Big Lakes will respond to any invasive species in a positive way.

“It’s prevention and education,” Reeve Ken Matthews says.

Fusarium graminearum is currently not a problem in the county, acting agricultural field person Kendra Kozdroski says.

“We have no fusarium in Big Lakes County,” Kozdroski says.

“It is not something we find in the north very often.

“If we do find it, we will educate farmers first.”

Fusarium is also not an issue in the Peace region, says Brett Hawken, director of community and protective services.

“In the north, we are doing a good job to keep it out of our fields,” Hawken says.

Updates were needed since the provincial government changed some regulations, he says.

The Alberta government removed fusarium graminearum (Fg) from the Pest and Nuisance Control Regulation on June 3, Hawken says.

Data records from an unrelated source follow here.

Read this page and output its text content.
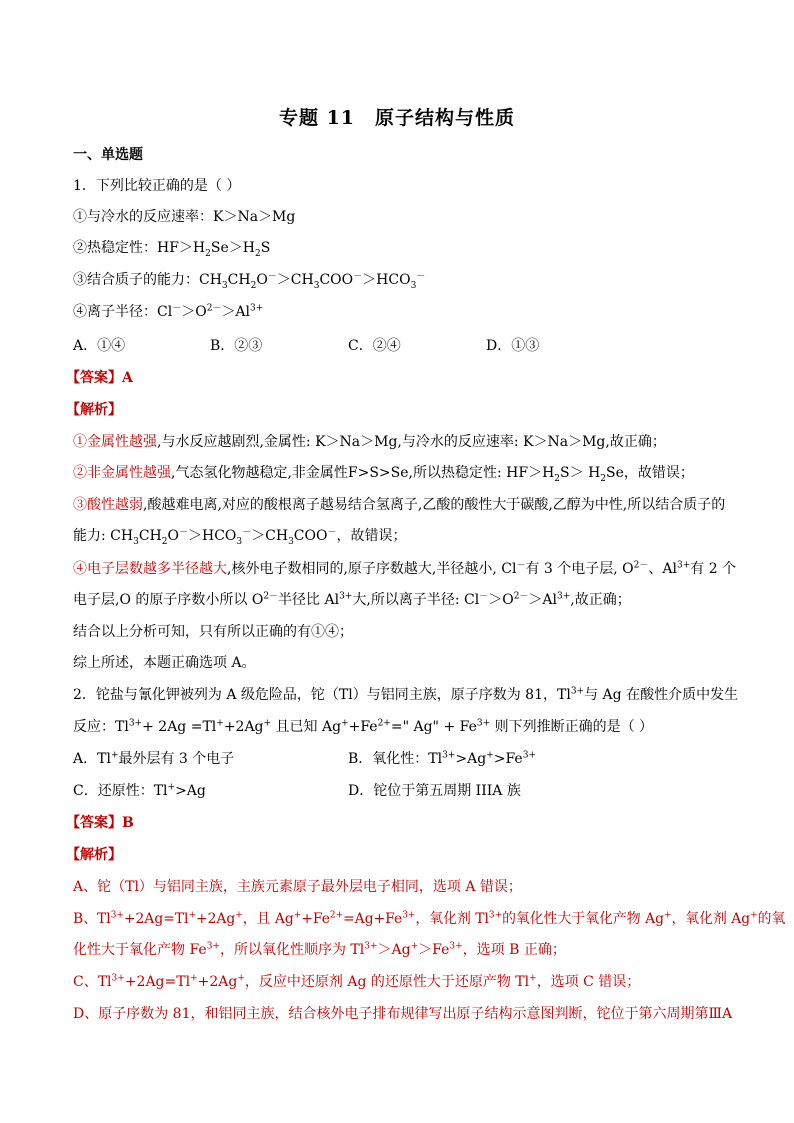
专题 11　原子结构与性质
一、单选题
1．下列比较正确的是（ ）
①与冷水的反应速率：K＞Na＞Mg
②热稳定性：$HF>H_2Se>H_2S$
③结合质子的能力：$CH_3CH_2O^->CH_3COO^->HCO_3^-$
④离子半径：$Cl^->O^{2-}>Al^{3+}$
A．①④	B．②③	C．②④	D．①③
【答案】A
【解析】
①金属性越强,与水反应越剧烈,金属性: K＞Na＞Mg,与冷水的反应速率: K＞Na＞Mg,故正确；
②非金属性越强,气态氢化物越稳定,非金属性F>S>Se,所以热稳定性: $HF>H_2S> H_2Se$，故错误；
③酸性越弱,酸越难电离,对应的酸根离子越易结合氢离子,乙酸的酸性大于碳酸,乙醇为中性,所以结合质子的
能力: $CH_3CH_2O^->HCO_3^->CH_3COO^-$，故错误；
④电子层数越多半径越大,核外电子数相同的,原子序数越大,半径越小, Cl－有 3 个电子层, $O^{2-}$、$Al^{3+}$有 2 个
电子层,O 的原子序数小所以 $O^{2-}$半径比 $Al^{3+}$大,所以离子半径: $Cl^->O^{2-}>Al^{3+}$,故正确；
结合以上分析可知，只有所以正确的有①④；
综上所述，本题正确选项 A。
2．铊盐与氰化钾被列为 A 级危险品，铊（Tl）与铝同主族，原子序数为 81，$Tl^{3+}$与 Ag 在酸性介质中发生
反应：$Tl^{3+}+ 2Ag =Tl^++2Ag^+$ 且已知 $Ag^++Fe^{2+}=$" Ag" + $Fe^{3+}$ 则下列推断正确的是（ ）
A．Tl+最外层有 3 个电子	B．氧化性：$Tl^{3+}>Ag^+>Fe^{3+}$
C．还原性：Tl+>Ag	D．铊位于第五周期 IIIA 族
【答案】B
【解析】
A、铊（Tl）与铝同主族，主族元素原子最外层电子相同，选项 A 错误；
B、$Tl^{3+}+2Ag=Tl^++2Ag^+$，且 $Ag^++Fe^{2+}=Ag+Fe^{3+}$，氧化剂 $Tl^{3+}$的氧化性大于氧化产物 Ag+，氧化剂 Ag+的氧
化性大于氧化产物 $Fe^{3+}$，所以氧化性顺序为 $Tl^{3+}>Ag^+>Fe^{3+}$，选项 B 正确；
C、$Tl^{3+}+2Ag=Tl^++2Ag^+$，反应中还原剂 Ag 的还原性大于还原产物 Tl+，选项 C 错误；
D、原子序数为 81，和铝同主族，结合核外电子排布规律写出原子结构示意图判断，铊位于第六周期第ⅢA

That limited municipalities’ authority to manage and monitor the disease, he notes.

“Fusarium gramin- earum can have a devastating impact on producers, with the potential to downgrade crops, leading to losses of potentially $100 per acre,” Hawken says.

It was taken off the provincial regulation because it’s widely distributed throughout the province.

It is worse in some areas like southern Alberta, so municipalities were directed to regulate it based on severity in their area.

“Since it is so different across the province, the province felt that there should not be a standard way to control it and leave it in each municipality’s hands how they want to regulate it,” Hawken says.

Industry recommends seed lots with 5 per cent infection be destroyed in areas with low infection rates and not be used for feed or seed.

“Peace region municipalities have been making an effort to approach the issue as a region and a regional bylaw template was produced,” Hawken says.

Enforcement of the bylaw is the last step.

The agricultural advisory committee passed the invasive species bylaw at its regular meeting March 18.